Unlucky - but not dishonest - entrepreneurs must be able to have their debt deleted after a maximum of three years. 

If a bankruptcy restriction order has been issued against the management of a bankrupt company, the period of the bankruptcy restriction order cannot exceed the debt rescheduling period.


The member states must ensure that the courts, other authorities and persons working with restructuring, insolvency, etc. are further trained and specialised. 

Appointment, supervision and payment of restructuring administrators and trustees must take place in accordance with clear and transparent national rules.


The Bankruptcy Act's rules on restructuring, which came into force on 1 April 2011, partly fulfil the draft's requirements. But the Danish rules do not fulfil the requirements on the following:

  • Initiation of restructuring proceedings provides that the debtor is insolvent.
  • In Denmark, a restructuring administrator and a restructuring accountant are always appointed.
  • Initiation of restructuring proceedings automatically implies that all pursuit of individuals ceases.
  • The bankruptcy court must always approve a restructuring proposal, which has been adopted by the creditors.
  • Distribution of the creditors into classes is not known in Danish law; in Denmark, all creditors with the same claims are placed side by side.
  • In Denmark, debtors with unpaid debt after a bankruptcy may obtain debt rescheduling after only three years as opposed to five years in relation to ordinary debt rescheduling.

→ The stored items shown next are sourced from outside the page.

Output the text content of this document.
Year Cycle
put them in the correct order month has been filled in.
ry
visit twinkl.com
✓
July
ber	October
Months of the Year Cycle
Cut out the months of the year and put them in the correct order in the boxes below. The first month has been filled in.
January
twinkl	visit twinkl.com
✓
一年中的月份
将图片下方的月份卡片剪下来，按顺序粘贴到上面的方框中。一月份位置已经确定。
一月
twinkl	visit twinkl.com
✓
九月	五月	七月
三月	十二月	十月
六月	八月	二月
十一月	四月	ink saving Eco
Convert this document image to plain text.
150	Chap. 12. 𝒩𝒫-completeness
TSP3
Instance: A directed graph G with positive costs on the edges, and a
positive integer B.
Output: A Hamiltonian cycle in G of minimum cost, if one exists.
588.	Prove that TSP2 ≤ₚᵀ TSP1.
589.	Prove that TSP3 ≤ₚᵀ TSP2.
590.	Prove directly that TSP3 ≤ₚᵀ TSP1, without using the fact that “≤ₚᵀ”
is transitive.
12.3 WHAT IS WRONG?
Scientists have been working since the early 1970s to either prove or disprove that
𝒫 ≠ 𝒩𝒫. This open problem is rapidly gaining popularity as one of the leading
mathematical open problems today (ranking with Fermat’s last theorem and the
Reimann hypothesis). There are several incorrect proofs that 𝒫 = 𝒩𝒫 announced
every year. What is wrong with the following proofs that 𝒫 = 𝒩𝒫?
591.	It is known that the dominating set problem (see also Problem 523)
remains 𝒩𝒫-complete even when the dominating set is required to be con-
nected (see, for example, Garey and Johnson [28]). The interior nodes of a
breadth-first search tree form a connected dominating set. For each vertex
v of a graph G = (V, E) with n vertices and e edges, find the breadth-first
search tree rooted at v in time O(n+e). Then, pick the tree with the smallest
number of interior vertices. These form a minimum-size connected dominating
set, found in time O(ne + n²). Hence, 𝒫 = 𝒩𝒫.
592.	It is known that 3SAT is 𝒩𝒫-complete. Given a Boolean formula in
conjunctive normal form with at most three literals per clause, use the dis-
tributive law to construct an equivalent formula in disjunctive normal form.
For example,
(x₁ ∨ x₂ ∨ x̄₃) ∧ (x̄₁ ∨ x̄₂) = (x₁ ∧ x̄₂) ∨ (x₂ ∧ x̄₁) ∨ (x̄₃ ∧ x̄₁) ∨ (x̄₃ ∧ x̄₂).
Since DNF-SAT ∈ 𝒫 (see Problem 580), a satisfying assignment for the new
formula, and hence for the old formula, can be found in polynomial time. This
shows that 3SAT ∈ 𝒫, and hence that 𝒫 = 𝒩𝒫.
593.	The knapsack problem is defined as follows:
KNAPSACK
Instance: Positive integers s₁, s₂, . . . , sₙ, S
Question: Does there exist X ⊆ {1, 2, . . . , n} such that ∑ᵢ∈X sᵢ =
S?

Sometimes, a bankruptcy restriction order may not expire until after debt rescheduling has been notified. But the draft provides the opportunity that a debtor which has been in bad faith and/or dishonest will not be granted debt rescheduling. This will typically be in the event of a bankruptcy restriction order.

As regards the enhancing of the efficiency of national bankruptcy procedures, the present regulation in Denmark very much fulfils the draft's requirements.


The Commission has started the negotiations with the European Council and the European Parliament concerning the adoption of the directive. This will be a lengthy process, and the directive is not expected adopted until in three years at the earliest.


If the directive is adopted as proposed, there will be quite wide limits as to each member state's implementation and consequently, there may be a risk that the rules of each member state will not achieve the desired uniformity.

The Commission seems to assume that all companies should be restructured instead of being wound up in connection with a bankruptcy. In our opinion, this is not necessarily the case. Many companies are not viable and should therefore be wound up. The very wide limits, which the Commission would like debtors to get to prepare a proposal to the creditors, may therefore result in a number of attempts being initiated to try saving companies which cannot or should not be saved. Also, when there is no requirement for the appointment of a restructuring administrator, there is no impartial person to tell the debtor that the situation is hopeless.